L’intelligence artificielle est en train de transfigurer le journalisme tel que nous le connaissions jusqu’à présent. La rédaction de certaines chroniques et les processus de distribution automatisés sans supervision humaine, par exemple, sont déjà une réalité qui échappe souvent au lecteur. Ce qui nous amène à nous poser certaines questions fondamentales : Que devront apprendre les journalistes de demain ? Cette réalité améliorera-t-elle les conditions de travail de la profession ? Quels seront les gains et les pertes pour les sociétés ?

La quatrième révolution industrielle agite un cocktail de changements dans le monde du travail qui, dans le cas des médias européens, interviennent dans un contexte de précarité (effectifs réduits ou freelance faiblement rémunérés) et de manque d’investissements dans l’innovation (tant en termes technologiques que de formation professionnelle). À côté de cela surgissent, néanmoins, aussi des projets axés sur l’innovation.

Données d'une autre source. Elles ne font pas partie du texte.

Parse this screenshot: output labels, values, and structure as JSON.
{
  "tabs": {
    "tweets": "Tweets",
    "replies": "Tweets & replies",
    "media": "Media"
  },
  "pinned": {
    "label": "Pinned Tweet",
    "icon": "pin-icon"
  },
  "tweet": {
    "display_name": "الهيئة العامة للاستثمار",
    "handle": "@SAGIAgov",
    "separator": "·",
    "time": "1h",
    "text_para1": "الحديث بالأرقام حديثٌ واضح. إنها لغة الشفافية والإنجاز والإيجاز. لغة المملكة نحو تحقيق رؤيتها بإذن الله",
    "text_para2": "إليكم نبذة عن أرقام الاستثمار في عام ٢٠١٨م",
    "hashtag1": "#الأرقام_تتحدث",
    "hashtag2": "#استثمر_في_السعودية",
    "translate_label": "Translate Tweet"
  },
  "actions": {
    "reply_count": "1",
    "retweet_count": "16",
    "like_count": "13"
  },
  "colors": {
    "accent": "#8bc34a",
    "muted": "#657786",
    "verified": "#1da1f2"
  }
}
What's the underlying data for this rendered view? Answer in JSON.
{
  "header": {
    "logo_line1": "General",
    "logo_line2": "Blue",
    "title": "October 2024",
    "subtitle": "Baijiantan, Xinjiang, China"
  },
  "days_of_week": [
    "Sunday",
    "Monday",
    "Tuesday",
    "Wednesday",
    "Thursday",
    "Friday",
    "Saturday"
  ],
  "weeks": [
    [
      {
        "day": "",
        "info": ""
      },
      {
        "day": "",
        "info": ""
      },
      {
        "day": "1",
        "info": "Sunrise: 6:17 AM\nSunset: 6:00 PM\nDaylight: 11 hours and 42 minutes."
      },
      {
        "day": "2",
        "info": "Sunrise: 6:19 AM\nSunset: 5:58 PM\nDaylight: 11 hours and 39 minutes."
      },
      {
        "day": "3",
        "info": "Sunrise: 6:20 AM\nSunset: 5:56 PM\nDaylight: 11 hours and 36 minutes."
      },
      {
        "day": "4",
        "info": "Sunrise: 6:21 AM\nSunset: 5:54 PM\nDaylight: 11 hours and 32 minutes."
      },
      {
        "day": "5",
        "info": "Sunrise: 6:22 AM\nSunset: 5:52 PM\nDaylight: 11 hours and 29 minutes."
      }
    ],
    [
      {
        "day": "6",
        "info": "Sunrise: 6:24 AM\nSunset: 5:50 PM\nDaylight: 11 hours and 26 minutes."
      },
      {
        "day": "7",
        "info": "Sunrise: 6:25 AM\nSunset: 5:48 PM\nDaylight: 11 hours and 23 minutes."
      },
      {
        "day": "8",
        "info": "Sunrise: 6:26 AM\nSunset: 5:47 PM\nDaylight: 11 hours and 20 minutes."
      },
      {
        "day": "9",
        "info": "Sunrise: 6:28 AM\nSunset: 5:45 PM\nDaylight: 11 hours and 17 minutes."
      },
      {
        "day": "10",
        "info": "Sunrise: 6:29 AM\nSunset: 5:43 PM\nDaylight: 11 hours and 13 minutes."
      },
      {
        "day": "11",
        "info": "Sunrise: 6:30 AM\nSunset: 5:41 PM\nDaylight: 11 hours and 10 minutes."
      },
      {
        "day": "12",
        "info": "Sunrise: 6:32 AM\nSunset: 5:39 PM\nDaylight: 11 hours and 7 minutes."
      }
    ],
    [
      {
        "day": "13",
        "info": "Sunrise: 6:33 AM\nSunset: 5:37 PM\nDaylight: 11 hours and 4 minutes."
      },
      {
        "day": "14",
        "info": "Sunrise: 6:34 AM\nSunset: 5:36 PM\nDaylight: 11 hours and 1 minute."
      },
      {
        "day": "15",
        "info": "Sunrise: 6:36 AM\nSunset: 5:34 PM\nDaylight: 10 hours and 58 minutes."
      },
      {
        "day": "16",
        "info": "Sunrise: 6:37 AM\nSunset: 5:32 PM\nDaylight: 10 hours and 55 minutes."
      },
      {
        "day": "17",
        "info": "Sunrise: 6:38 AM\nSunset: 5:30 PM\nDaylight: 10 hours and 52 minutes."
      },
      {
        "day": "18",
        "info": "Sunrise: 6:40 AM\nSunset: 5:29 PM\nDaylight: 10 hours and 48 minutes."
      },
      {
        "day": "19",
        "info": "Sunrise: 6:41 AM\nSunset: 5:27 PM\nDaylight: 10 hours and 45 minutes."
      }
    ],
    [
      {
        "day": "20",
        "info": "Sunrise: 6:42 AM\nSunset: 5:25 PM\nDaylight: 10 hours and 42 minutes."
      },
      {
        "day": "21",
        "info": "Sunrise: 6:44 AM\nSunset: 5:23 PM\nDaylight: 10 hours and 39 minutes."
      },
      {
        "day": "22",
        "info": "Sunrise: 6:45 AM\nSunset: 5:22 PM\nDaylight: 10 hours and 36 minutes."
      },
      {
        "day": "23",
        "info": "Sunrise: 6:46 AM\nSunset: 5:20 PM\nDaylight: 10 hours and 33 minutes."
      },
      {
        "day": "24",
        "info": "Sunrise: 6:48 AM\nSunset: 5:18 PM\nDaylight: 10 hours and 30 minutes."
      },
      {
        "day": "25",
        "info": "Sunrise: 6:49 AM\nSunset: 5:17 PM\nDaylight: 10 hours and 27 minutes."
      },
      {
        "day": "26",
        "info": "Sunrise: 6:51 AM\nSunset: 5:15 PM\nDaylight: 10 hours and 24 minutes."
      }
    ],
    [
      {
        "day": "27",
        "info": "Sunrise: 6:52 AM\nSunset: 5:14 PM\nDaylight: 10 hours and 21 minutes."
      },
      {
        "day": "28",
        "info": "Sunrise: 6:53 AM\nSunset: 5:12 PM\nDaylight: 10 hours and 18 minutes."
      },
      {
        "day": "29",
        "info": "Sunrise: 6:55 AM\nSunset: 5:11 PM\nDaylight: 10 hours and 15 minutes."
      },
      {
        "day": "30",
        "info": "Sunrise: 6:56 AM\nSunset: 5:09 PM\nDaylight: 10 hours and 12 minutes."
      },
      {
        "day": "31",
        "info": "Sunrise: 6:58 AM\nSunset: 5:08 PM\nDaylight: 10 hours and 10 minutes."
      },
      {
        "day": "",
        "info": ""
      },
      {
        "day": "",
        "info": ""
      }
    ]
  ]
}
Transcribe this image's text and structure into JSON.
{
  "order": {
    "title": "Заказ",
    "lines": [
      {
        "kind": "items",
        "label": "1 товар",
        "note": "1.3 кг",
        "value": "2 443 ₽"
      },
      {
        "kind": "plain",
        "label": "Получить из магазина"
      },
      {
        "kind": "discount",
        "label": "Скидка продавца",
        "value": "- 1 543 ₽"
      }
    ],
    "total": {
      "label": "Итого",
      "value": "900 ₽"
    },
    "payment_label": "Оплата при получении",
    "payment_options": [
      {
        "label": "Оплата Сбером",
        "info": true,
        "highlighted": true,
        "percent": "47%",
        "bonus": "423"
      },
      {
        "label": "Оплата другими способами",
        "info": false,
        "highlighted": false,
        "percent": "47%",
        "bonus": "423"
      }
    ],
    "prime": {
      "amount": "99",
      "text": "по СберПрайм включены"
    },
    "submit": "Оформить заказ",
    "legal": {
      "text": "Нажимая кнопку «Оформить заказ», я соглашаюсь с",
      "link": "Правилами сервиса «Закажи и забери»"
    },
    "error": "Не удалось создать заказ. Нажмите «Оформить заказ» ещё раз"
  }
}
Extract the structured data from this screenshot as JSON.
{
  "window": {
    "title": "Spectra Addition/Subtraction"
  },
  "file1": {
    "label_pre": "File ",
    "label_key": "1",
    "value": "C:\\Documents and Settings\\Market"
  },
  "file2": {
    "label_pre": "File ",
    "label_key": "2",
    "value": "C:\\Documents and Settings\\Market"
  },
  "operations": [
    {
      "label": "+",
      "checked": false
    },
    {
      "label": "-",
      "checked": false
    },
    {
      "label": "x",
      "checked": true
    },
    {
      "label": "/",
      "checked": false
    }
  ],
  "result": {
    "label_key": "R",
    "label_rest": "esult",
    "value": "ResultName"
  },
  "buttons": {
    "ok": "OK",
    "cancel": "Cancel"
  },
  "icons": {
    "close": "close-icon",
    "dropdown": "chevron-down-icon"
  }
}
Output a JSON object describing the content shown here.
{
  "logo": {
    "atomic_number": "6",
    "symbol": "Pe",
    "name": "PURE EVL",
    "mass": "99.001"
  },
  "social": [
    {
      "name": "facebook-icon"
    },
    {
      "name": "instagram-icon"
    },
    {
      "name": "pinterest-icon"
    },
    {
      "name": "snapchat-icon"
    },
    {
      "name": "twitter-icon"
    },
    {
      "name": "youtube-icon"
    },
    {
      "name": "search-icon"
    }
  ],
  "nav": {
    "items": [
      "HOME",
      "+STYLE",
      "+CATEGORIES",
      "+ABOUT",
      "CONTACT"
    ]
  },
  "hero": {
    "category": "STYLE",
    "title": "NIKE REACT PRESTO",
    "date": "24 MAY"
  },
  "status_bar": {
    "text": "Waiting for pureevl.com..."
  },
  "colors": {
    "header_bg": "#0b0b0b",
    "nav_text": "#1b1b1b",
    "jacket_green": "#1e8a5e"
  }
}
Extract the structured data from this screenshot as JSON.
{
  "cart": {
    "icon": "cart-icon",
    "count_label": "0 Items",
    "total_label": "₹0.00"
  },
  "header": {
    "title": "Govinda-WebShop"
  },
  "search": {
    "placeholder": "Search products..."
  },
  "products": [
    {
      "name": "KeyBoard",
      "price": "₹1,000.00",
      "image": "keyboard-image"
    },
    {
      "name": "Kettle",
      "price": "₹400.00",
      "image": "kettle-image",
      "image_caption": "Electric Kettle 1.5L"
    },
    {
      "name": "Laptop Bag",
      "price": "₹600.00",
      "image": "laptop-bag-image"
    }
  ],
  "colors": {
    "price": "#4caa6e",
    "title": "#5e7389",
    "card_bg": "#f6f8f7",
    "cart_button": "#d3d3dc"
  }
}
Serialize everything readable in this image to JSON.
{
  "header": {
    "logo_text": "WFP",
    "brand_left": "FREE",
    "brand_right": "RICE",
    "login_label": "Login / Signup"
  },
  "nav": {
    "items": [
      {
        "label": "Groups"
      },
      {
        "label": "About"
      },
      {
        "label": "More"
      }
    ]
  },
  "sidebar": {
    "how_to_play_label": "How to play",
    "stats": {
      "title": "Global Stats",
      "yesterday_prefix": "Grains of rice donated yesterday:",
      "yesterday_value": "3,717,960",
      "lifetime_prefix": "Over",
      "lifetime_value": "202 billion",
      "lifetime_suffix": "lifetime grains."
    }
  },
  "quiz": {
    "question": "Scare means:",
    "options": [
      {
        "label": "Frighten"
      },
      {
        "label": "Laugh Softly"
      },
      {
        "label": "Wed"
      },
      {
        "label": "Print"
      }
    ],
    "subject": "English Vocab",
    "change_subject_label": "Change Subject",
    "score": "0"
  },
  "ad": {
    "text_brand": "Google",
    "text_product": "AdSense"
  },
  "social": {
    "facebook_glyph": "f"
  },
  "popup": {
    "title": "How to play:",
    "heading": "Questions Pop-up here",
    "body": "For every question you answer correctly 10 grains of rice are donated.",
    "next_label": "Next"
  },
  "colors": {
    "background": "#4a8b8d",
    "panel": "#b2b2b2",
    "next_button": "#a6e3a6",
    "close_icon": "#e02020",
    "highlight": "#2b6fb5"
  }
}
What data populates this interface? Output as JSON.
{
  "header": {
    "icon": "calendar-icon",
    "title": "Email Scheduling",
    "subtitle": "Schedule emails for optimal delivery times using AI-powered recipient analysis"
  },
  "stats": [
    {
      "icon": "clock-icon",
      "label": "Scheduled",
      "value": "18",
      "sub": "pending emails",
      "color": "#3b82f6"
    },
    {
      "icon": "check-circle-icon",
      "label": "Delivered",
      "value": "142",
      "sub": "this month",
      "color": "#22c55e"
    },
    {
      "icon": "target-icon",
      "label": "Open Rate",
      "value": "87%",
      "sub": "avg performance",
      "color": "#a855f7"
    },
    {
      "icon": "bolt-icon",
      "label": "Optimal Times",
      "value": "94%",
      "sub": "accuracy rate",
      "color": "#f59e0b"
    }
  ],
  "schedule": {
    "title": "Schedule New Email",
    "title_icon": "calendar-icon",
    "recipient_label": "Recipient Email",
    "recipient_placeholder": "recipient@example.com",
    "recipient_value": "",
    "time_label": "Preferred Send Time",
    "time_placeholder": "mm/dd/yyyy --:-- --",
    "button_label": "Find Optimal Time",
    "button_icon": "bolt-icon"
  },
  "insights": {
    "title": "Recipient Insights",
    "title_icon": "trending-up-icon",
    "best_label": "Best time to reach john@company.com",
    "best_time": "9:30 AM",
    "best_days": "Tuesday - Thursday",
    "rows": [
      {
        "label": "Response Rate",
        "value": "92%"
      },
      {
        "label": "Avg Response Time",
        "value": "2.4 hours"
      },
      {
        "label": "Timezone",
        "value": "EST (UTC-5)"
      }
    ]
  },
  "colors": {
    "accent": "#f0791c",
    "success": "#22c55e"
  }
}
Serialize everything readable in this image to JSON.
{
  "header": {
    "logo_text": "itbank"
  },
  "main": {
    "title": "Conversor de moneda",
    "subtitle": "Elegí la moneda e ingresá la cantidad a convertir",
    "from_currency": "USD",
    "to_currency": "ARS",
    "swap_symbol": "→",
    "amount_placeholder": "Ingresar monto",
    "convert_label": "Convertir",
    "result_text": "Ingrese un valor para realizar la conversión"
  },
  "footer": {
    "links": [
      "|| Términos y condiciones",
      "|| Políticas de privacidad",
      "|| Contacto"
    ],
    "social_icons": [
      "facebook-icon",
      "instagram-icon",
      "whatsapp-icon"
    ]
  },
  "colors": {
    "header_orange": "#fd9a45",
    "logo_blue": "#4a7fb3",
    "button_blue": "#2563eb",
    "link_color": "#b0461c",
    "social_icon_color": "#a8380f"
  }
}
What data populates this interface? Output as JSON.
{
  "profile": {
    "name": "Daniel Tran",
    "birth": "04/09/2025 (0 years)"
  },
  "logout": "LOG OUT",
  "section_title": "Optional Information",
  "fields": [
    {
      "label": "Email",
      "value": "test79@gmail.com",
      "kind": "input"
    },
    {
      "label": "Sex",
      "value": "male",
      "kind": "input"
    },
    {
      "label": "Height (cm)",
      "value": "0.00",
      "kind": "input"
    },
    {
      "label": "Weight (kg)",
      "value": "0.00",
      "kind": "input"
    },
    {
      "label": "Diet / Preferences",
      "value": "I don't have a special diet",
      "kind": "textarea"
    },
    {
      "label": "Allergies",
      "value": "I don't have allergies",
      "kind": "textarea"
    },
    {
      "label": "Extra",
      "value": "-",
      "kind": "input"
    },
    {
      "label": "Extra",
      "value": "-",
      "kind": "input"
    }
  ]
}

Ainsi, l’Agence de presse norvégienne NTB s’est embarquée, en 2015, dans un projet d’automatisation des chroniques footballistiques, dont le lancement a eu lieu au printemps 2016. Pendant la phase d’« entrainement » du robot, un groupe de journalistes, conjointement avec des experts en intelligence artificielle, a entrepris d’apprendre de nouvelles compétences, une décision-clé pour le développement de l’algorithme.

« Une quantité importante de commentaires éditoriaux est requise pour aider le robot à prendre les décisions adéquates. Ce processus d’apprentissage au sein de la rédaction a fait surgir une foule de nouvelles idées quant aux domaines possibles d’automatisation : de choses simples comme le climat et les prix des denrées de base jusqu’à un plan ambitieux portant sur la prestation de services nocturnes totalement automatisés pour les élections locales qui auront lieu l’année prochaine en Norvège », explique Helen Vogt, retraitée depuis peu au terme d’une carrière de 42 ans dans les médias.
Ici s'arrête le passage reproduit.